Open yanfan0531 opened 2 weeks ago

yanfan0531 commented 2 weeks ago

Hi, what languages is BGE-M3 supported ? Could you please provide the a list of supported languages? It seems that the paper does not mention it. Thanks

hanhainebula commented 1 week ago

Hello, @yanfan0531! For the languages included in MIRACL, MKQA and MLDR, BGE-M3 shows excellent performance.

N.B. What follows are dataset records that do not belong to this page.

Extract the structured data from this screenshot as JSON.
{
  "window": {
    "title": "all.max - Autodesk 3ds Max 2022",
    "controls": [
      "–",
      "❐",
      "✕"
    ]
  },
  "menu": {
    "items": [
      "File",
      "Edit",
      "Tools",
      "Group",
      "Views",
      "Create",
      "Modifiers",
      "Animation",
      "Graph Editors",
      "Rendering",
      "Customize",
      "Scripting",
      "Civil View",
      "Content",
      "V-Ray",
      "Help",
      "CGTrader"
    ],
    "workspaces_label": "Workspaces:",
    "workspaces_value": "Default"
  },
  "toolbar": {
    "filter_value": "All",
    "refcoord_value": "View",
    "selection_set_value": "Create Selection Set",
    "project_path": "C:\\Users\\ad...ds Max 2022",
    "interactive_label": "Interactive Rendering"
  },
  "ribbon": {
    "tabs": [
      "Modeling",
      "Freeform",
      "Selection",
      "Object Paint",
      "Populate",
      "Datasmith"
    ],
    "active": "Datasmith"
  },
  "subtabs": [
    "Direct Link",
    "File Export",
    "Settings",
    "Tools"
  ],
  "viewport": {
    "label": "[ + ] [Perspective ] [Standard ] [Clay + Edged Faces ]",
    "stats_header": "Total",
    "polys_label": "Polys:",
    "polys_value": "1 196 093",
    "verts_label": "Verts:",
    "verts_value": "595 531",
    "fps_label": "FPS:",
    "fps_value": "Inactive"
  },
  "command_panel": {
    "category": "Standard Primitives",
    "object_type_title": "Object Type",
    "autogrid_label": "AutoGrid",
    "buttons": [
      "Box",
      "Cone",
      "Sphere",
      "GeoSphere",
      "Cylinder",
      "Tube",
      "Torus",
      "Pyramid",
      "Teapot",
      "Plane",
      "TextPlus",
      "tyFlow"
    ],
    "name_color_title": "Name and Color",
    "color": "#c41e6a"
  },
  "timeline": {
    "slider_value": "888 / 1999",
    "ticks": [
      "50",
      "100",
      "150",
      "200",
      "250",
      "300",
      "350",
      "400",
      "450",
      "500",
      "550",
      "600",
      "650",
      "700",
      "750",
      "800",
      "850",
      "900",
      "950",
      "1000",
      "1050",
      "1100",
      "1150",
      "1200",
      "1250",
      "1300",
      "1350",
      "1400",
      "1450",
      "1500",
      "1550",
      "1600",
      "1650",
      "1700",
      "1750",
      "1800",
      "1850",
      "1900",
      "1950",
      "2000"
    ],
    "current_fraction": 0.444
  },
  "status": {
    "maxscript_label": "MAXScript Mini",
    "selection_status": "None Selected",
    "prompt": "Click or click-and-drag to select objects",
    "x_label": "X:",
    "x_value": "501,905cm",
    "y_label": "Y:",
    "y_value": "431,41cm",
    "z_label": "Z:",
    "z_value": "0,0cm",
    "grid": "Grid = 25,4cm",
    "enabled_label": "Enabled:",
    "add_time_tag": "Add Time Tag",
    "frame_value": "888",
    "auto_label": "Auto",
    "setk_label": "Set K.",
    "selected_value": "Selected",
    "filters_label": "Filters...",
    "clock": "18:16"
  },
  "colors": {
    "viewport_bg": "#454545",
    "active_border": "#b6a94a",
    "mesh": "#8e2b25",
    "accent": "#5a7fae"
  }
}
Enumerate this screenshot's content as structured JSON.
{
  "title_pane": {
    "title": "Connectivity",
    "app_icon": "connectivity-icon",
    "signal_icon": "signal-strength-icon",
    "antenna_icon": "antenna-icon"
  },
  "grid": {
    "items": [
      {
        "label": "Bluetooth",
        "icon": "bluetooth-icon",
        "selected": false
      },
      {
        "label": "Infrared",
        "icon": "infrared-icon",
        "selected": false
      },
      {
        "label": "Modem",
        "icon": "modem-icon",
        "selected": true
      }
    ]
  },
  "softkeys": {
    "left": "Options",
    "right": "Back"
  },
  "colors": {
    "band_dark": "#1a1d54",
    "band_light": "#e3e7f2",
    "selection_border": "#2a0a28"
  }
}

The list of languages (merged from MIRACL, MKQA and MLDR): ['ar', 'bn', 'da', 'de', 'en', 'es', 'fa', 'fi', 'fr', 'he', 'hi', 'hu', 'id', 'it', 'ja', 'km', 'ko', 'ms', 'nl', 'no', 'pl', 'pt', 'ru', 'sv', 'sw', 'te', 'th', 'tr', 'vi', 'yo', 'zh', 'zh_cn', 'zh_hk', 'zh_tw'].

However, as shown in the Limitations section of our paper, the potential variations in the performance of BGE-M3 across different languages are not thoroughly discussed. If you want to know all languages included in the training data of BGE-M3, you can refer to the individual datasets to access all languages. For example, the list of languages for multilingual CC-News is available here.